The protests against Donald Trump and the Nazis who love him have transformed the mood among socialists and anti-racists in Britain.
The 250,000-strong Together Against Trump march in London last Friday was the largest weekday demonstration since George Bush’s visit in 2003.
And tens of thousands more also took to the streets in towns and cities elsewhere across Britain (see pages 10&11).
The following day 3,000 joined a protest against supporters of fascist Tommy Robinson in London. Anti-racist numbers were significantly up from 400 a month ago—and the fascist rally was less than half the previous 15,000.
The threat of the British far right has not gone away. But our side is now in a much stronger position to push it back.

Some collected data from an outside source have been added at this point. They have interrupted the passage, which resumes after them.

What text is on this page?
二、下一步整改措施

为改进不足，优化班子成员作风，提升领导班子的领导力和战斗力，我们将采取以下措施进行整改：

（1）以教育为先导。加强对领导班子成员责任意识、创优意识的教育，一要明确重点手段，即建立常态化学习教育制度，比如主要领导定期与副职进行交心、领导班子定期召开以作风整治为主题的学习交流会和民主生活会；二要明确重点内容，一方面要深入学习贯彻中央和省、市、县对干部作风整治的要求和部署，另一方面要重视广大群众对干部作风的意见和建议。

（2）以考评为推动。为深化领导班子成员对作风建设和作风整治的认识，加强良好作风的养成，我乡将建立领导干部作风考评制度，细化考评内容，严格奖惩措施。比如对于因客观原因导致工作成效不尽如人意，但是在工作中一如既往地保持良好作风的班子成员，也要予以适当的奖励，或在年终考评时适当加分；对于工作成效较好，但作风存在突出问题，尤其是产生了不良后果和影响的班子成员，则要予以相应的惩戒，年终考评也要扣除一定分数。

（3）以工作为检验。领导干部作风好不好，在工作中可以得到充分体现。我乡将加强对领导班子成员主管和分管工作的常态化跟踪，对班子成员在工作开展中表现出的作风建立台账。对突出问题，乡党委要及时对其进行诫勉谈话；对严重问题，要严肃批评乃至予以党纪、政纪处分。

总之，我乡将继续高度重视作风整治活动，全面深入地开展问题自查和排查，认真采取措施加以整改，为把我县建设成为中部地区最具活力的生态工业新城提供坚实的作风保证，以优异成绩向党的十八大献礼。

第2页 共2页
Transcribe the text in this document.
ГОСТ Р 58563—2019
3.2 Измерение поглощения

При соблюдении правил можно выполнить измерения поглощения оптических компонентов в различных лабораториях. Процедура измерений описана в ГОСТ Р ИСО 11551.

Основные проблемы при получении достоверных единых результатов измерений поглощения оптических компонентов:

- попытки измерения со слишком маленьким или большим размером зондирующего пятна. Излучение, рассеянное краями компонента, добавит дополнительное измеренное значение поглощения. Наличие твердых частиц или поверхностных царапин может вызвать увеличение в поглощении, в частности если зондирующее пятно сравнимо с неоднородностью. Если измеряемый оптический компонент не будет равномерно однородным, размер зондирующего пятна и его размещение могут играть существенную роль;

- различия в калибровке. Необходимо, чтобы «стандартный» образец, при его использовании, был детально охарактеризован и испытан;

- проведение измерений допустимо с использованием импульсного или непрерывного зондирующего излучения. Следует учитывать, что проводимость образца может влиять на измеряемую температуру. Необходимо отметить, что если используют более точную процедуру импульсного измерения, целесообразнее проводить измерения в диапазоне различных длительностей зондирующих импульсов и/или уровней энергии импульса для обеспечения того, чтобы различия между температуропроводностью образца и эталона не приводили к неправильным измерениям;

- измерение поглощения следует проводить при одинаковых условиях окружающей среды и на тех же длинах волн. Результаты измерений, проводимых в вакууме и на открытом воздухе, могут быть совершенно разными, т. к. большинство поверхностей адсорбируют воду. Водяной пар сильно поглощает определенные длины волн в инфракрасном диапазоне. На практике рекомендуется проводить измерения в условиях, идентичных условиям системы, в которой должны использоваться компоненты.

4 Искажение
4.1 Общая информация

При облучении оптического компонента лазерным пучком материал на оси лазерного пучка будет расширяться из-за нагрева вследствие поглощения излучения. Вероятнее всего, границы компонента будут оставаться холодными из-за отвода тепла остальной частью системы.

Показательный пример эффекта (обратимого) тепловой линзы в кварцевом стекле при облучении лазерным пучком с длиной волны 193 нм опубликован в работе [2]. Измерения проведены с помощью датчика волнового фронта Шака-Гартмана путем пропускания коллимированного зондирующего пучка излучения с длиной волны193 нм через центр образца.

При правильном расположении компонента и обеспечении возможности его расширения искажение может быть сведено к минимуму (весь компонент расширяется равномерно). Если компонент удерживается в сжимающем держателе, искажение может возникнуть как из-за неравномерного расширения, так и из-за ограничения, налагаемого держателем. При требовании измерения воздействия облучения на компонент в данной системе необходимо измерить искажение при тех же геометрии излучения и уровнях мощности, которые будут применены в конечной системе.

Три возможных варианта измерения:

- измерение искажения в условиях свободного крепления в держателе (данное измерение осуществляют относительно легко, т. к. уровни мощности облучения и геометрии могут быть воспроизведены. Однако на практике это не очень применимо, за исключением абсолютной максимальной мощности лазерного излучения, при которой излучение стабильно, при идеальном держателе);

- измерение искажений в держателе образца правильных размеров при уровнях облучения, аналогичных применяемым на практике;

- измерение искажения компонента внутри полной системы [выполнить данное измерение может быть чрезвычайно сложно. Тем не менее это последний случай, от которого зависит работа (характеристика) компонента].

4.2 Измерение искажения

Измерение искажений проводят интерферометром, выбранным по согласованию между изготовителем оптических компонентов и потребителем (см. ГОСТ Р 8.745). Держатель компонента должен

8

And the demonstrations have a much wider significance for the fightback against Tory austerity and racism.
The Tories’ humiliation at the general election last June gave working class people hope that it was possible to dump austerity and racism. And millions were inspired by Jeremy Corbyn’s message.
There were some Tories Out demonstrations across Britain. And shadow chancellor John McDonnell floated the idea of a million people protesting.
But the numbers of people on demonstrations and protests has been declining.
Since the general election Corbyn’s Labour has felt more like a government in waiting.
Most union leaders advocate waiting for the next general election for change, partly as it lets them off the hook for not leading a fight against the Tories.
To many workers, it seems far more likely they will get a pay rise from a Labour government than from the likes of Unison union leader Dave Prentis leading a serious fight (see page 6).
But many would take up that fight if given a lead.
And Corbyn’s success has meant that he’s been under pressure from inside the Labour Party machine to appear more “prime ministerial”.
He has been a noticeable absentee as a speaker at many demonstrations in the last year.
The protests last week are a chance to break out of this cycle. Hundreds of thousands of people came out the streets—and didn’t just wait for Labour.
Corbyn spoke and declared, “Democracy comes from popular action”.
This renewed confidence cannot be allowed to dissipate. We have to use it build a fightback on the streets, in workplaces and on campuses. We should make the September protest against the Tory party conference in Birmingham a show of force.
The Stand Up To Racism international conference on
20 October will be another key chance to build the movement.
The Tories are in crisis—let’s build the fightback to push them out now.